Sometimes I attack Civs that have slavery...It justifies in my mind, even though it won't in the game, why this culture must be "liberated"....heheheheee
 
Well, I'm hardly an expert at this game (I play noble, and sometimes win), but I find slavery to be great. I ensure I'm in slavery before every early war. Slaving out a longborman or an archer has saved my @ss a lot. Also, slavery is free, which can be worth 5gp/turn easily. Not too shabby (esp. when you're going into anarchy anyway).
 
i always play with slavery. But i never kill pop for completing a wonder. I think the cost is too much for only 2 or 3 turns.
I use slavery to complete units. Its vey useful.
 
Guagle said:
And don't forget that unhappiness from whipping doesn't stack, only the time needed to get rid of the unhappiness

Are you sure about that? I had thought so too, until I looked more closely at my unhappiness in a recent game (the screencaps below are a test demonstration from a convenient save point.

Update: ah, that's better. And it occurs to me I may have misunderstood what you meant by stacking, in which case this would all be moot.

Let us visit the gentle residents of Hamburg, who little suspect that the lash is upon them. Observe that we begin with only the usual whinging about elbow room and a yearning to be free, yo! So queue up an explorer (cheap to build, and we see that it will take two turns to rush him, and it will be 15 turns (epic speed) before the citizens stop whining about it. Splendid.


(ob confession: yeah, I should have cropped the happiness details onto the whip screenshot, rather than the other way round).

Now, queue up another explorer and whip. Because the first lash is still in effect, the second is going to take longer to go away....

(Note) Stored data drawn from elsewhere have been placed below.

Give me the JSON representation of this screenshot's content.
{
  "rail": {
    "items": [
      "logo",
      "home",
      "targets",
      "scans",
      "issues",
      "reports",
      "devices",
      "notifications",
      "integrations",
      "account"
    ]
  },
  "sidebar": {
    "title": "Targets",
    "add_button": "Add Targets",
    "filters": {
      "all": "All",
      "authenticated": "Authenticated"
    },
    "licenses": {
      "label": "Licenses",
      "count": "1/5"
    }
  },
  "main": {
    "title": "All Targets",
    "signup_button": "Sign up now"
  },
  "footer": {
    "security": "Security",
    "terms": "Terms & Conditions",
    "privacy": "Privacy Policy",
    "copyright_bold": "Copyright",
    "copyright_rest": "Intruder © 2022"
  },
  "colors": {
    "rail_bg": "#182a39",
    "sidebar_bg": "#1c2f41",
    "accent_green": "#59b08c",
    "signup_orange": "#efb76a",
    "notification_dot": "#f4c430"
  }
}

But as you can see below, we've got two whipped unhappys now, rather than one.
 
S.ilver said:
Heh... The Globe Theatre is SO evil if you've got it in a super high food city. Said city will have NO unhappy faces ever, so you can whip until you run out of population, and they won't care.

Oh that's sweet
 
shadow2k said:
In Civ4, there's no corruption.

That should be, In Civ4, there's no corruption displayed.

There is corruption in the form on shield production loss. It is not until Communism that corruption is distributed equally. I am unsure about trade. Cash from towns may not be corrupted.
 
If you want to see the power of Slavery (and Nationalism drafting), play England in the 1000AD scenario. Tons of food, not many hammers.

The thing to keep in mind in analyzing slavery is that smaller cities grow faster than big ones. If you can keep reducing citizens down to working only food bonuses, you can regain a pop every two/three turns. This is a good way to get all the basic infra up quick in new midgame cities.